Hilde Bruch publishes "The Importance of Overweight"
When The Importance of Overweight was published on March 4, 1957, Hilde Bruch was already a leading childhood obesity researcher. Her work was among the first to bring the dangers of excess weight in children to public attention. Born in 1904 and raised in a small German town, Bruch originally wanted to become a mathematician. An uncle convinced her that medicine was a more practical career for a Jewish woman, and she earned her doctorate in medicine at the University of Freiburg in 1929. After giving up her academic career for private practice in response to anti-Semitism within the university, Bruch fled Germany altogether in 1933, immigrating to England. After a year in London, she moved to the United States, where she began working at Babies Hospital in New York City.

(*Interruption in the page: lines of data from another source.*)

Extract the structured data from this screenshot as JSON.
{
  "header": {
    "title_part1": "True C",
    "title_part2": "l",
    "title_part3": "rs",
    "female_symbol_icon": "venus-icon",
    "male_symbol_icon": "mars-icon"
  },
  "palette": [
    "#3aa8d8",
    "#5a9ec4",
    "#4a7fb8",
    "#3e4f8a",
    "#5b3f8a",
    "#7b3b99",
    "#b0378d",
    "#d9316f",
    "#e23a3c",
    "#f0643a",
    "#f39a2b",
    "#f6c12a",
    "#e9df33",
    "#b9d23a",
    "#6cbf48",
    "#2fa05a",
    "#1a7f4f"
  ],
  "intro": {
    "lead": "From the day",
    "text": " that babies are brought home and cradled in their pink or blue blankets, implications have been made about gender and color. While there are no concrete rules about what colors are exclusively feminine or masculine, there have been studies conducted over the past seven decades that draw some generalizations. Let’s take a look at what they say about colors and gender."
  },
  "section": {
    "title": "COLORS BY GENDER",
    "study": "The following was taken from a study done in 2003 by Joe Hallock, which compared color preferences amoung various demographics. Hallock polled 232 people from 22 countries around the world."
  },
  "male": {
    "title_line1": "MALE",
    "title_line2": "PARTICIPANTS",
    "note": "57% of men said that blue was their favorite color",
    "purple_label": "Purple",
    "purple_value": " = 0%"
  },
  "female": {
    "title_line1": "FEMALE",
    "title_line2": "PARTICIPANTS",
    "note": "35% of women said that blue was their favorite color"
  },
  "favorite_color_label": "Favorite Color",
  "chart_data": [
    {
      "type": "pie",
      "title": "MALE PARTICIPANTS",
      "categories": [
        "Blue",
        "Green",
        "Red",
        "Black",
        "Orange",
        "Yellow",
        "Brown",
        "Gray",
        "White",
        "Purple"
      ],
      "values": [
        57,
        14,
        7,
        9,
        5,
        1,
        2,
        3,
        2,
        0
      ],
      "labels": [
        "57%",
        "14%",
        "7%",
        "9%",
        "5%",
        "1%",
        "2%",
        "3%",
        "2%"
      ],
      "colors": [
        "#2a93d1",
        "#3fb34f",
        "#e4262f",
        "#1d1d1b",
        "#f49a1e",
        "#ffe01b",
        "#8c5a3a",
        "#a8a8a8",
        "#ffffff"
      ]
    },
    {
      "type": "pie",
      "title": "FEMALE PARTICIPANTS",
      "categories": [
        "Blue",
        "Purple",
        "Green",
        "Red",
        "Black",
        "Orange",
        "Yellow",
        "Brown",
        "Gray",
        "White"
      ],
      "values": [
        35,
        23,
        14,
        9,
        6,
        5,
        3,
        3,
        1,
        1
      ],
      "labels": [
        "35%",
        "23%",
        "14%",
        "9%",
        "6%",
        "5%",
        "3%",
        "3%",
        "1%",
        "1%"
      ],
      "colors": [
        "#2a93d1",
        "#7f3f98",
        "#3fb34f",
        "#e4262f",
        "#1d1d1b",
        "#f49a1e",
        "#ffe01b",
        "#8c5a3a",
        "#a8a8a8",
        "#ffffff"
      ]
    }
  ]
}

Bruch began researching obesity in children in 1937. Her work in this area would prove to be groundbreaking. Yet she left this research in 1941 to study psychiatry at the Johns Hopkins University. Returning to New York in 1943, she established a private psychoanalytic practice and joined the faculty at Columbia University's College of Physicians and Surgeons. While at Columbia, she published Don't Be Afraid of Your Child: A Guide for Perplexed Parents (1952).
In New York, and at Baylor College of Medicine in Houston, Texas, where she joined the faculty in 1964, Bruch's research increasingly focused on the underlying causes of anorexia nervosa. She published both scholarly and popular articles on eating disorders, schizophrenia, and psychoanalysis, and continued to see patients until her 80th birthday. Her collected work, published as Eating Disorders: Obesity, Anorexia Nervosa and the Person Within in 1973, is still considered a definitive work on the subject. Bruch died in Houston in December, 1984.